I think there’s some truth to the argument made in this US News & World Report article. Basically, so it goes, Americans (and, probably, all of Western civilization) are too far removed from the dirty stuff to understand just what it takes to fix the oil leak in the Gulf of Mexico. To that I’d add that they’re also too intellectually lazy to learn to conceptualize such things even in the lack of direct experience.
This seems right:
It’s all so last millennium, that filthy business in the depths of the Gulf of Mexico.
It reeks of yesterday’s fuel, yesterday’s sweaty labor – a hands-on way of life from another time. Today’s Americans don’t care to know how the gas comes to the pump, the food to the table, the iPad to the store.
Just make sure they do.
I’ve often thought the same as I have conversations with people who think the leak is proof that drilling for oil is inherently a bad thing, and that we should just stop. I think about the profound complexity of modern civilization, from the production of so many goods with so few people (only 14% of the US work force, as the article points out), to the massive distribution network that makes it possible to eat avocados out of season in such faraway places as the Midwest, to the almost magical ability to hold an entire conversation with someone on the other side of the planet in real time on a handheld device.
Folks just don’t get such things, and so they call for government—who they also see as magical—to overcome obstacles that they don’t comprehend. That today’s government is ever so happy to oblige is fodder for a different discussion.
The article finishes with:
If Aristotle were blogging about all of this, he would probably have little patience with the armchair experts and the pontificators who think the solution should be as easy as Malia Obama suggested when she asked her father, "Did you plug the hole yet, Daddy?"
The Greek philosopher said "those who dwell in intimate association with nature" are apt to understand the big picture. "Lack of experience diminishes our power of taking a comprehensive view."

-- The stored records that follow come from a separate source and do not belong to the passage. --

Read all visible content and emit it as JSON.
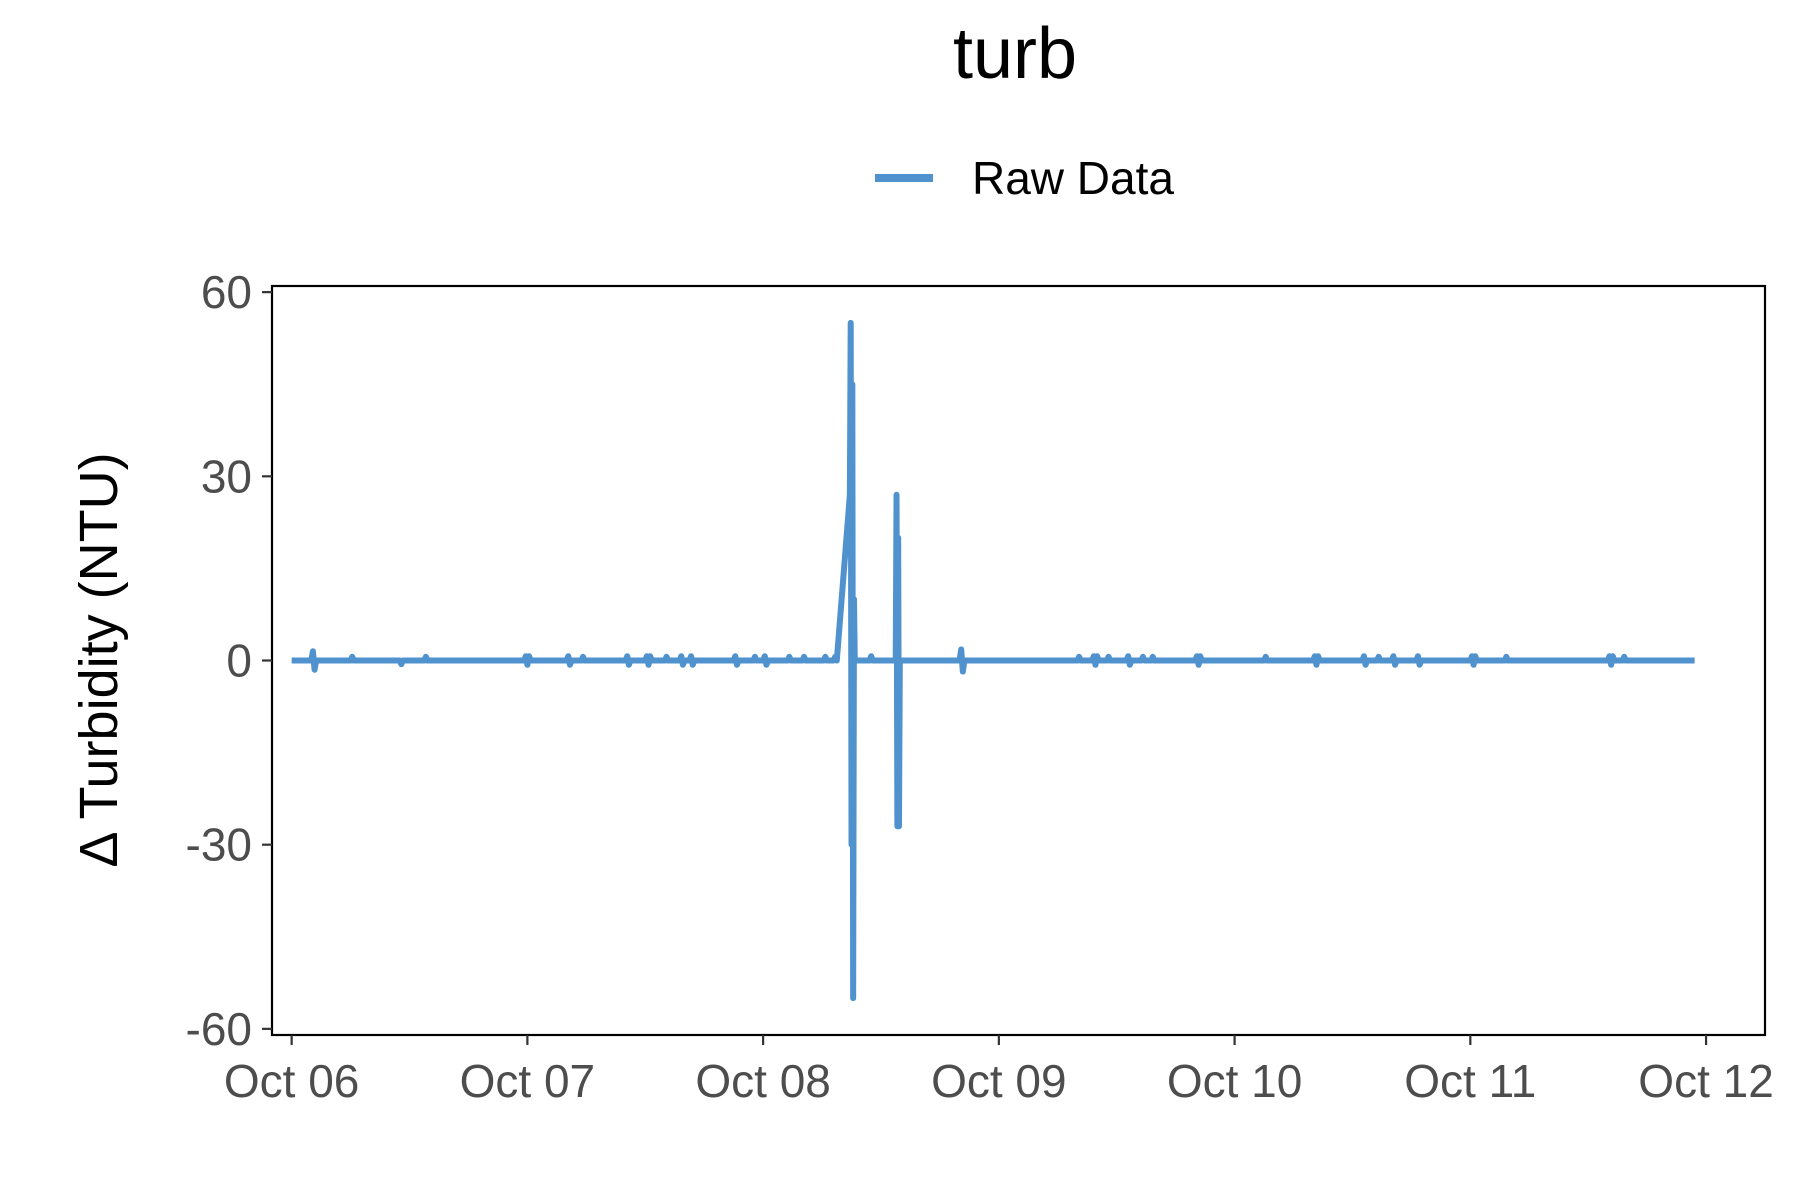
{
  "chart_data": {
    "type": "line",
    "title": "turb",
    "xlabel": "",
    "ylabel": "Δ Turbidity (NTU)",
    "legend": {
      "position": "top",
      "entries": [
        "Raw Data"
      ]
    },
    "grid": false,
    "x_type": "date",
    "xlim": [
      "2023-10-05T22:00",
      "2023-10-12T06:00"
    ],
    "ylim": [
      -61,
      61
    ],
    "x_ticks": [
      {
        "value": "2023-10-06T00:00",
        "label": "Oct 06"
      },
      {
        "value": "2023-10-07T00:00",
        "label": "Oct 07"
      },
      {
        "value": "2023-10-08T00:00",
        "label": "Oct 08"
      },
      {
        "value": "2023-10-09T00:00",
        "label": "Oct 09"
      },
      {
        "value": "2023-10-10T00:00",
        "label": "Oct 10"
      },
      {
        "value": "2023-10-11T00:00",
        "label": "Oct 11"
      },
      {
        "value": "2023-10-12T00:00",
        "label": "Oct 12"
      }
    ],
    "y_ticks": [
      {
        "value": 60,
        "label": "60"
      },
      {
        "value": 30,
        "label": "30"
      },
      {
        "value": 0,
        "label": "0"
      },
      {
        "value": -30,
        "label": "-30"
      },
      {
        "value": -60,
        "label": "-60"
      }
    ],
    "series": [
      {
        "name": "Raw Data",
        "color": "#4f92cd",
        "points": [
          [
            "2023-10-06T00:00",
            0
          ],
          [
            "2023-10-06T02:00",
            0
          ],
          [
            "2023-10-06T02:10",
            1.5
          ],
          [
            "2023-10-06T02:20",
            -1.5
          ],
          [
            "2023-10-06T02:30",
            0
          ],
          [
            "2023-10-06T06:00",
            0
          ],
          [
            "2023-10-06T06:10",
            0.6
          ],
          [
            "2023-10-06T06:20",
            0
          ],
          [
            "2023-10-06T11:00",
            0
          ],
          [
            "2023-10-06T11:10",
            -0.6
          ],
          [
            "2023-10-06T11:20",
            0
          ],
          [
            "2023-10-06T13:30",
            0
          ],
          [
            "2023-10-06T13:40",
            0.6
          ],
          [
            "2023-10-06T13:50",
            0
          ],
          [
            "2023-10-06T23:40",
            0
          ],
          [
            "2023-10-06T23:50",
            0.7
          ],
          [
            "2023-10-07T00:00",
            -0.7
          ],
          [
            "2023-10-07T00:10",
            0.7
          ],
          [
            "2023-10-07T00:20",
            0
          ],
          [
            "2023-10-07T04:00",
            0
          ],
          [
            "2023-10-07T04:10",
            0.7
          ],
          [
            "2023-10-07T04:20",
            -0.7
          ],
          [
            "2023-10-07T04:30",
            0
          ],
          [
            "2023-10-07T05:30",
            0
          ],
          [
            "2023-10-07T05:40",
            0.6
          ],
          [
            "2023-10-07T05:50",
            0
          ],
          [
            "2023-10-07T10:00",
            0
          ],
          [
            "2023-10-07T10:10",
            0.7
          ],
          [
            "2023-10-07T10:20",
            -0.7
          ],
          [
            "2023-10-07T10:30",
            0
          ],
          [
            "2023-10-07T12:00",
            0
          ],
          [
            "2023-10-07T12:10",
            0.7
          ],
          [
            "2023-10-07T12:20",
            -0.7
          ],
          [
            "2023-10-07T12:30",
            0.7
          ],
          [
            "2023-10-07T12:40",
            0
          ],
          [
            "2023-10-07T14:00",
            0
          ],
          [
            "2023-10-07T14:10",
            0.6
          ],
          [
            "2023-10-07T14:20",
            0
          ],
          [
            "2023-10-07T15:30",
            0
          ],
          [
            "2023-10-07T15:40",
            0.7
          ],
          [
            "2023-10-07T15:50",
            -0.7
          ],
          [
            "2023-10-07T16:00",
            0
          ],
          [
            "2023-10-07T16:30",
            0
          ],
          [
            "2023-10-07T16:40",
            0.7
          ],
          [
            "2023-10-07T16:50",
            -0.7
          ],
          [
            "2023-10-07T17:00",
            0
          ],
          [
            "2023-10-07T21:00",
            0
          ],
          [
            "2023-10-07T21:10",
            0.7
          ],
          [
            "2023-10-07T21:20",
            -0.7
          ],
          [
            "2023-10-07T21:30",
            0
          ],
          [
            "2023-10-07T23:00",
            0
          ],
          [
            "2023-10-07T23:10",
            0.6
          ],
          [
            "2023-10-07T23:20",
            0
          ],
          [
            "2023-10-08T00:00",
            0
          ],
          [
            "2023-10-08T00:10",
            0.7
          ],
          [
            "2023-10-08T00:20",
            -0.7
          ],
          [
            "2023-10-08T00:30",
            0
          ],
          [
            "2023-10-08T02:30",
            0
          ],
          [
            "2023-10-08T02:40",
            0.6
          ],
          [
            "2023-10-08T02:50",
            0
          ],
          [
            "2023-10-08T04:00",
            0
          ],
          [
            "2023-10-08T04:10",
            0.6
          ],
          [
            "2023-10-08T04:20",
            0
          ],
          [
            "2023-10-08T06:10",
            0
          ],
          [
            "2023-10-08T06:20",
            0.6
          ],
          [
            "2023-10-08T06:30",
            0
          ],
          [
            "2023-10-08T07:10",
            0
          ],
          [
            "2023-10-08T07:20",
            0.6
          ],
          [
            "2023-10-08T07:30",
            0
          ],
          [
            "2023-10-08T08:50",
            27
          ],
          [
            "2023-10-08T08:55",
            55
          ],
          [
            "2023-10-08T09:00",
            -30
          ],
          [
            "2023-10-08T09:05",
            45
          ],
          [
            "2023-10-08T09:10",
            -55
          ],
          [
            "2023-10-08T09:15",
            10
          ],
          [
            "2023-10-08T09:20",
            0
          ],
          [
            "2023-10-08T10:50",
            0
          ],
          [
            "2023-10-08T11:00",
            0.7
          ],
          [
            "2023-10-08T11:10",
            0
          ],
          [
            "2023-10-08T13:30",
            0
          ],
          [
            "2023-10-08T13:35",
            27
          ],
          [
            "2023-10-08T13:40",
            -27
          ],
          [
            "2023-10-08T13:45",
            20
          ],
          [
            "2023-10-08T13:50",
            -27
          ],
          [
            "2023-10-08T13:55",
            0
          ],
          [
            "2023-10-08T20:00",
            0
          ],
          [
            "2023-10-08T20:10",
            1.8
          ],
          [
            "2023-10-08T20:20",
            -1.8
          ],
          [
            "2023-10-08T20:30",
            0
          ],
          [
            "2023-10-09T08:00",
            0
          ],
          [
            "2023-10-09T08:10",
            0.6
          ],
          [
            "2023-10-09T08:20",
            0
          ],
          [
            "2023-10-09T09:30",
            0
          ],
          [
            "2023-10-09T09:40",
            0.7
          ],
          [
            "2023-10-09T09:50",
            -0.7
          ],
          [
            "2023-10-09T10:00",
            0.7
          ],
          [
            "2023-10-09T10:10",
            0
          ],
          [
            "2023-10-09T11:00",
            0
          ],
          [
            "2023-10-09T11:10",
            0.6
          ],
          [
            "2023-10-09T11:20",
            0
          ],
          [
            "2023-10-09T13:00",
            0
          ],
          [
            "2023-10-09T13:10",
            0.7
          ],
          [
            "2023-10-09T13:20",
            -0.7
          ],
          [
            "2023-10-09T13:30",
            0
          ],
          [
            "2023-10-09T14:30",
            0
          ],
          [
            "2023-10-09T14:40",
            0.6
          ],
          [
            "2023-10-09T14:50",
            0
          ],
          [
            "2023-10-09T15:30",
            0
          ],
          [
            "2023-10-09T15:40",
            0.6
          ],
          [
            "2023-10-09T15:50",
            0
          ],
          [
            "2023-10-09T20:00",
            0
          ],
          [
            "2023-10-09T20:10",
            0.7
          ],
          [
            "2023-10-09T20:20",
            -0.7
          ],
          [
            "2023-10-09T20:30",
            0.7
          ],
          [
            "2023-10-09T20:40",
            0
          ],
          [
            "2023-10-10T03:00",
            0
          ],
          [
            "2023-10-10T03:10",
            0.6
          ],
          [
            "2023-10-10T03:20",
            0
          ],
          [
            "2023-10-10T08:00",
            0
          ],
          [
            "2023-10-10T08:10",
            0.7
          ],
          [
            "2023-10-10T08:20",
            -0.7
          ],
          [
            "2023-10-10T08:30",
            0.7
          ],
          [
            "2023-10-10T08:40",
            0
          ],
          [
            "2023-10-10T13:00",
            0
          ],
          [
            "2023-10-10T13:10",
            0.7
          ],
          [
            "2023-10-10T13:20",
            -0.7
          ],
          [
            "2023-10-10T13:30",
            0
          ],
          [
            "2023-10-10T14:30",
            0
          ],
          [
            "2023-10-10T14:40",
            0.6
          ],
          [
            "2023-10-10T14:50",
            0
          ],
          [
            "2023-10-10T16:00",
            0
          ],
          [
            "2023-10-10T16:10",
            0.7
          ],
          [
            "2023-10-10T16:20",
            -0.7
          ],
          [
            "2023-10-10T16:30",
            0
          ],
          [
            "2023-10-10T18:30",
            0
          ],
          [
            "2023-10-10T18:40",
            0.7
          ],
          [
            "2023-10-10T18:50",
            -0.7
          ],
          [
            "2023-10-10T19:00",
            0
          ],
          [
            "2023-10-11T00:00",
            0
          ],
          [
            "2023-10-11T00:10",
            0.7
          ],
          [
            "2023-10-11T00:20",
            -0.7
          ],
          [
            "2023-10-11T00:30",
            0.7
          ],
          [
            "2023-10-11T00:40",
            0
          ],
          [
            "2023-10-11T03:30",
            0
          ],
          [
            "2023-10-11T03:40",
            0.6
          ],
          [
            "2023-10-11T03:50",
            0
          ],
          [
            "2023-10-11T14:00",
            0
          ],
          [
            "2023-10-11T14:10",
            0.7
          ],
          [
            "2023-10-11T14:20",
            -0.7
          ],
          [
            "2023-10-11T14:30",
            0.7
          ],
          [
            "2023-10-11T14:40",
            0
          ],
          [
            "2023-10-11T15:30",
            0
          ],
          [
            "2023-10-11T15:40",
            0.6
          ],
          [
            "2023-10-11T15:50",
            0
          ],
          [
            "2023-10-11T22:50",
            0
          ]
        ]
      }
    ]
  }
}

I disagree with this only in that I think people should be able to conceive of such complexity, only they’re just not willing to do so. Being ignorant has always allowed such people—most people, unfortunately—to evade reality up until reality strikes out and bites them. That Aristotle himself wrote about such things means that this isn’t exactly a new phenomenon, but then his time didn’t have TV and movies and the Internet to provide people with the next best thing to hands-on experience. If people don’t understand the difficulty of drilling 5,000 feet underwater, then it’s their own damn fault.
The result of such ignorance, of course, will be blind calls for less—or no—drilling that ignore the reality of what that and all drilling makes possible. Nobody wants to give up the miracles of modern life, but they’ll stand on the sidelines and call for the destruction of what makes such miracles possible. To do otherwise would force them to face the far more difficult reality that what they enjoy most in life comes from things that entail the risk that something might go wrong.
They would need to recognize that leaks can happen when you tap into the Earth’s mantle, that radiation can be released when you harness the power of the universe’s most fundamental forces, that bacteria can grow on plants that are transported from a farm thousands of miles from their final destinations. Such risks are legion, and most people evade the fact it’s take such risks or, well, die anyways—after an abbreviated lifetime of abject poverty, starvation, and struggle followed by an ignominious death. Such has been the lot of mankind throughout most of our history, and the vast majority of Westerners live lives of relative ease and comfort as the direct result of the risks we take.
In short, we trade the certainty of a short and brutish life for the possibility that a well might leak, or a nuclear power plant might melt down, or the spinach salad might contain microbes that make us ill. The problem is, most people don’t know this because they choose to believe that things just happen—that the food is delivered on time, that the water is drinkable, that the light will turn on when they flip the switch.
One day, we’ll find ourselves hungry, thirsty, and in the dark. And, it will happen because we refuse to recognize that some oil gushing out of a broken well is part of the price we pay for the good life.